7 Le 29 juillet 2019, la demanderesse a formé un recours contre la décision attaquée, demandant l’annulation partielle de la décision, dans la mesure où la marque demandée était refusée. Le mémoire exposant les motifs du recours a été reçu le 27 septembre 2019.
8 Aucune réponse n’a été déposée l’opposante.
Moyens et arguments de la demanderesse
9 Les arguments soulevés dans le mémoire exposant les motifs du recours peuvent être résumés comme suit:
– Les téléphones portables et les appareils et instruments photographiques sont différents dans leur nature et leur méthode d’utilisation. En outre, ces produits ne sont pas en concurrence. Ils sont différents.
– Les «dispositifs de mémoire pour ordinateurs» contestés peuvent être similaires aux «supports d’enregistrement magnétiques et optiques des pièces ou accessoires d’appareils photographiques» pour lesquels la marque antérieure est enregistrée.

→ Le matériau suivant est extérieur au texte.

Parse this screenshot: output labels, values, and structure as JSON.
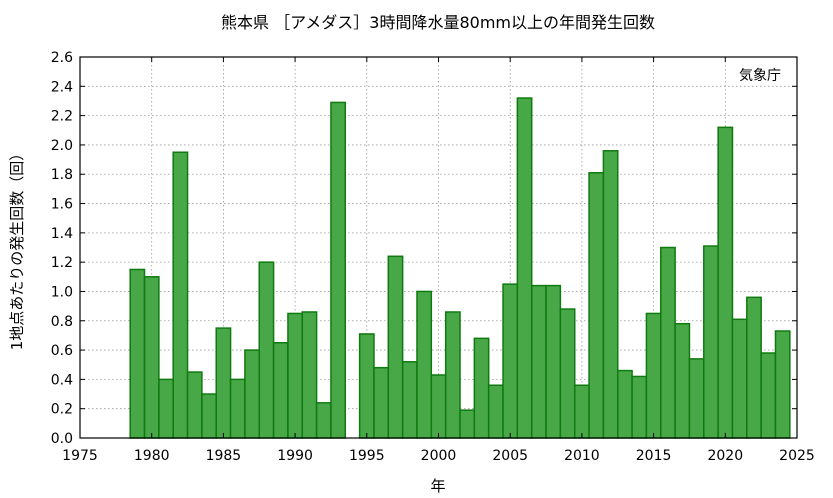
{
  "chart_data": {
    "type": "bar",
    "title": "熊本県 ［アメダス］3時間降水量80mm以上の年間発生回数",
    "xlabel": "年",
    "ylabel": "1地点あたりの発生回数（回）",
    "source_label": "気象庁",
    "xlim": [
      1975,
      2025
    ],
    "ylim": [
      0,
      2.6
    ],
    "xticks": [
      1975,
      1980,
      1985,
      1990,
      1995,
      2000,
      2005,
      2010,
      2015,
      2020,
      2025
    ],
    "xtick_labels": [
      "1975",
      "1980",
      "1985",
      "1990",
      "1995",
      "2000",
      "2005",
      "2010",
      "2015",
      "2020",
      "2025"
    ],
    "yticks": [
      0,
      0.2,
      0.4,
      0.6,
      0.8,
      1.0,
      1.2,
      1.4,
      1.6,
      1.8,
      2.0,
      2.2,
      2.4,
      2.6
    ],
    "ytick_labels": [
      "0.0",
      "0.2",
      "0.4",
      "0.6",
      "0.8",
      "1.0",
      "1.2",
      "1.4",
      "1.6",
      "1.8",
      "2.0",
      "2.2",
      "2.4",
      "2.6"
    ],
    "grid": true,
    "bar_color": "#48a848",
    "bar_edge_color": "#0f7a0f",
    "x": [
      1979,
      1980,
      1981,
      1982,
      1983,
      1984,
      1985,
      1986,
      1987,
      1988,
      1989,
      1990,
      1991,
      1992,
      1993,
      1994,
      1995,
      1996,
      1997,
      1998,
      1999,
      2000,
      2001,
      2002,
      2003,
      2004,
      2005,
      2006,
      2007,
      2008,
      2009,
      2010,
      2011,
      2012,
      2013,
      2014,
      2015,
      2016,
      2017,
      2018,
      2019,
      2020,
      2021,
      2022,
      2023,
      2024
    ],
    "values": [
      1.15,
      1.1,
      0.4,
      1.95,
      0.45,
      0.3,
      0.75,
      0.4,
      0.6,
      1.2,
      0.65,
      0.85,
      0.86,
      0.24,
      2.29,
      0.0,
      0.71,
      0.48,
      1.24,
      0.52,
      1.0,
      0.43,
      0.86,
      0.19,
      0.68,
      0.36,
      1.05,
      2.32,
      1.04,
      1.04,
      0.88,
      0.36,
      1.81,
      1.96,
      0.46,
      0.42,
      0.85,
      1.3,
      0.78,
      0.54,
      1.31,
      2.12,
      0.81,
      0.96,
      0.58,
      0.73
    ]
  }
}
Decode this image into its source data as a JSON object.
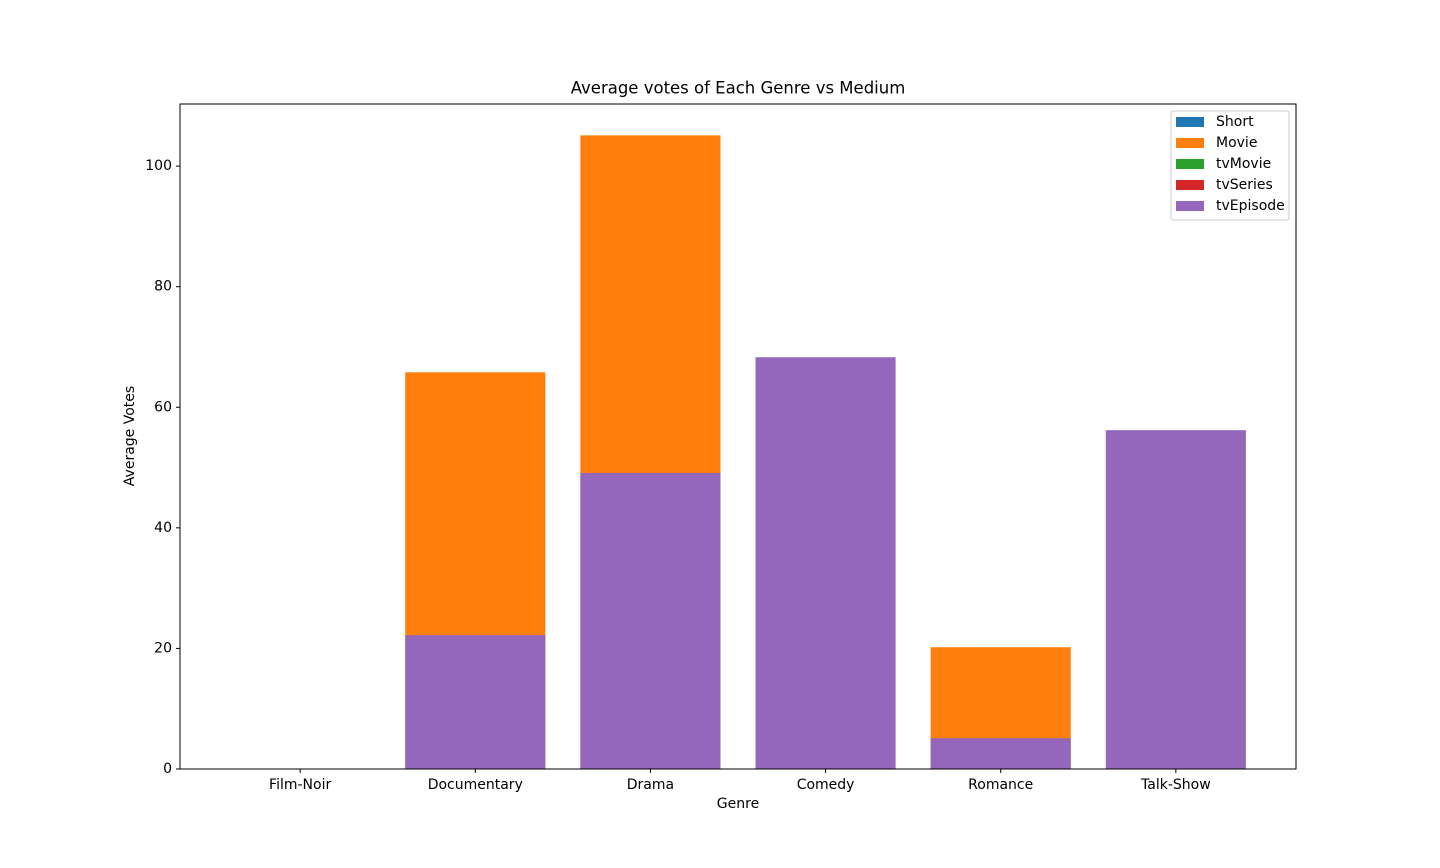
{
  "chart_data": {
    "type": "bar",
    "title": "Average votes of Each Genre vs Medium",
    "x_label": "Genre",
    "y_label": "Average Votes",
    "categories": [
      "Film-Noir",
      "Documentary",
      "Drama",
      "Comedy",
      "Romance",
      "Talk-Show"
    ],
    "series": [
      {
        "name": "Short",
        "color": "#1f77b4",
        "values": [
          0,
          0,
          0,
          0,
          0,
          0
        ]
      },
      {
        "name": "Movie",
        "color": "#ff7f0e",
        "values": [
          0,
          65.8,
          105.1,
          0,
          20.2,
          0
        ]
      },
      {
        "name": "tvMovie",
        "color": "#2ca02c",
        "values": [
          0,
          0,
          0,
          0,
          0,
          0
        ]
      },
      {
        "name": "tvSeries",
        "color": "#d62728",
        "values": [
          0,
          0,
          0,
          0,
          0,
          0
        ]
      },
      {
        "name": "tvEpisode",
        "color": "#9467bd",
        "values": [
          0,
          22.2,
          49.1,
          68.3,
          5.1,
          56.2
        ]
      }
    ],
    "ylim": [
      0,
      110.3
    ],
    "yticks": [
      0,
      20,
      40,
      60,
      80,
      100
    ],
    "grid": false,
    "legend": "upper right"
  }
}
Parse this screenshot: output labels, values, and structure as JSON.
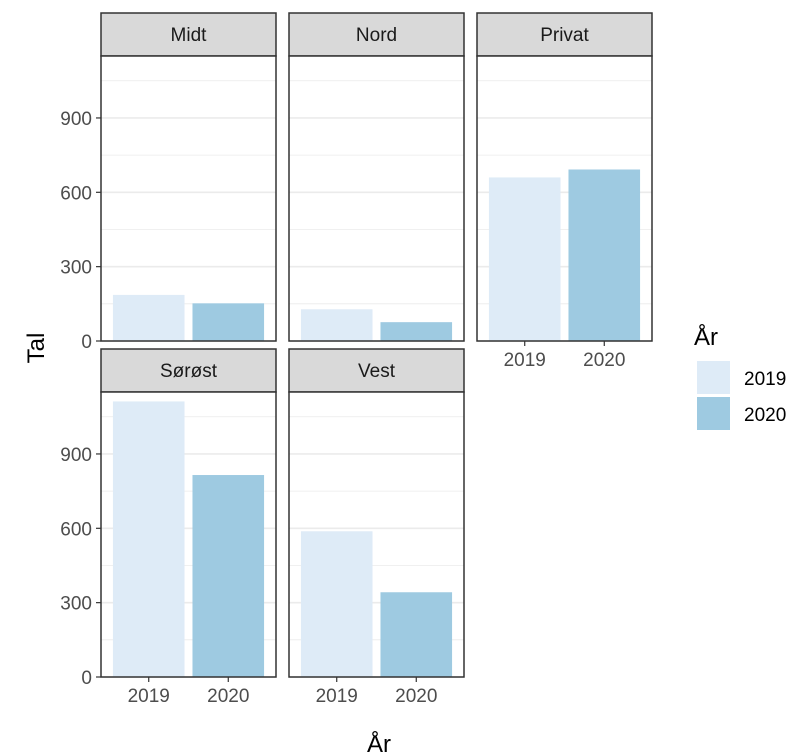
{
  "chart_data": {
    "type": "bar",
    "facet_by": "region",
    "ylabel": "Tal",
    "xlabel": "År",
    "categories": [
      "2019",
      "2020"
    ],
    "y_ticks": [
      0,
      300,
      600,
      900
    ],
    "ylim": [
      0,
      1150
    ],
    "grid": true,
    "legend": {
      "title": "År",
      "position": "right",
      "entries": [
        {
          "label": "2019",
          "color": "#deebf7"
        },
        {
          "label": "2020",
          "color": "#9ecae1"
        }
      ]
    },
    "panels": [
      {
        "name": "Midt",
        "values": [
          186,
          152
        ]
      },
      {
        "name": "Nord",
        "values": [
          128,
          76
        ]
      },
      {
        "name": "Privat",
        "values": [
          660,
          692
        ]
      },
      {
        "name": "Sørøst",
        "values": [
          1112,
          815
        ]
      },
      {
        "name": "Vest",
        "values": [
          588,
          342
        ]
      }
    ]
  }
}
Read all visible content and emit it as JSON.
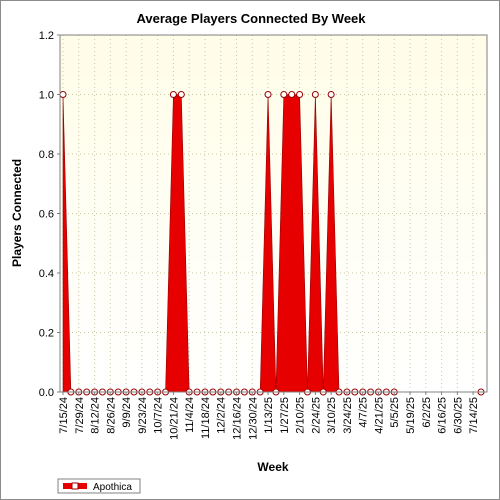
{
  "chart_data": {
    "type": "area",
    "title": "Average Players Connected By Week",
    "xlabel": "Week",
    "ylabel": "Players Connected",
    "ylim": [
      0,
      1.2
    ],
    "yticks": [
      "0.0",
      "0.2",
      "0.4",
      "0.6",
      "0.8",
      "1.0",
      "1.2"
    ],
    "grid": true,
    "legend_position": "bottom-left",
    "colors": {
      "series": "#e60000",
      "series_edge": "#990000",
      "plot_bg_top": "#fffde8",
      "plot_bg_bottom": "#ffffff",
      "grid": "#c8c8a0"
    },
    "x_tick_labels": [
      "7/15/24",
      "7/29/24",
      "8/12/24",
      "8/26/24",
      "9/9/24",
      "9/23/24",
      "10/7/24",
      "10/21/24",
      "11/4/24",
      "11/18/24",
      "12/2/24",
      "12/16/24",
      "12/30/24",
      "1/13/25",
      "1/27/25",
      "2/10/25",
      "2/24/25",
      "3/10/25",
      "3/24/25",
      "4/7/25",
      "4/21/25",
      "5/5/25",
      "5/19/25",
      "6/2/25",
      "6/16/25",
      "6/30/25",
      "7/14/25"
    ],
    "x": [
      "7/15/24",
      "7/22/24",
      "7/29/24",
      "8/5/24",
      "8/12/24",
      "8/19/24",
      "8/26/24",
      "9/2/24",
      "9/9/24",
      "9/16/24",
      "9/23/24",
      "9/30/24",
      "10/7/24",
      "10/14/24",
      "10/21/24",
      "10/28/24",
      "11/4/24",
      "11/11/24",
      "11/18/24",
      "11/25/24",
      "12/2/24",
      "12/9/24",
      "12/16/24",
      "12/23/24",
      "12/30/24",
      "1/6/25",
      "1/13/25",
      "1/20/25",
      "1/27/25",
      "2/3/25",
      "2/10/25",
      "2/17/25",
      "2/24/25",
      "3/3/25",
      "3/10/25",
      "3/17/25",
      "3/24/25",
      "3/31/25",
      "4/7/25",
      "4/14/25",
      "4/21/25",
      "4/28/25",
      "5/5/25",
      "5/12/25",
      "5/19/25",
      "5/26/25",
      "6/2/25",
      "6/9/25",
      "6/16/25",
      "6/23/25",
      "6/30/25",
      "7/7/25",
      "7/14/25",
      "7/21/25"
    ],
    "series": [
      {
        "name": "Apothica",
        "values": [
          1,
          0,
          0,
          0,
          0,
          0,
          0,
          0,
          0,
          0,
          0,
          0,
          0,
          0,
          1,
          1,
          0,
          0,
          0,
          0,
          0,
          0,
          0,
          0,
          0,
          0,
          1,
          0,
          1,
          1,
          1,
          0,
          1,
          0,
          1,
          0,
          0,
          0,
          0,
          0,
          0,
          0,
          0,
          null,
          null,
          null,
          null,
          null,
          null,
          null,
          null,
          null,
          null,
          0
        ]
      }
    ]
  }
}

– Les «batteries, électriques, pour téléphones portables; les chargeurs de batteries électriques utilisés sur les téléphones mobiles» peuvent être similaires
à un faible degré aux «batteries et recharges pour appareils photographiques».
– La demanderesse soutient que «kits mains libres pour téléphones; les casques à écouteurs, les écrans vidéo et les «appareils et instruments photographiques excepté les parties d’imprimantes» sont des produits dissemblables.
– Le degré d’attention du consommateur moyen sera élevé dans la mesure où les produits ne sont pas des achats quotidiens.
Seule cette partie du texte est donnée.